Blocking crawlers protects content but also risks invisibility in the AI answer engines that a growing share of users now rely on to find information. A publisher that walls off its content entirely may preserve its rights while vanishing from the surfaces where audiences increasingly form. The strategic task becomes deciding which crawlers to allow, at what price, and for what purpose, a genuinely difficult optimization that Cloudflare's classification tools are meant to enable. The technology gives publishers choices they lacked, but it does not make the choices easy, and getting them wrong cuts in both directions.
What Builders Should Take Away
For engineers and product leaders, this is a signal to design for a web where crawler access is negotiated and metered rather than assumed. If you build systems that depend on freely scraping the open web, the ground is shifting under you, and the era of unlimited, unpriced access is ending. Conversely, if you produce valuable content or data, the tooling to charge for machine access is arriving, and ignoring it means continuing to subsidize the AI systems that consume your work.

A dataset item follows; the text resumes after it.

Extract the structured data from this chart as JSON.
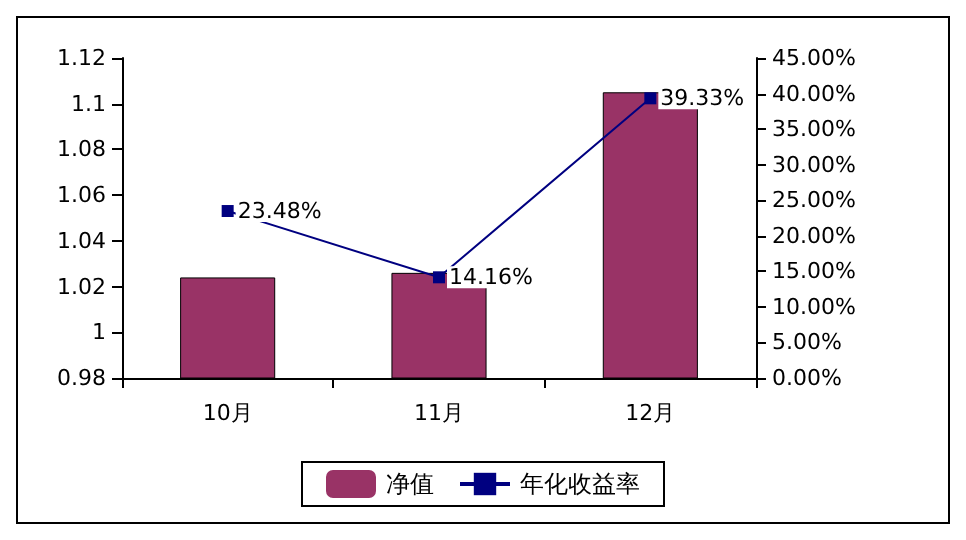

The deeper shift is architectural. A web that settles micropayments between bots over open protocols, that exposes datasets and even MCP tools as paid resources, is a materially different platform to build on than the free and open web most engineers grew up with. Whether Cloudflare specifically becomes its economic layer is less certain than the direction itself. The unpriced, human centric web is giving way to a metered, machine centric one, and the teams that understand the new economics early will build the businesses that thrive in it.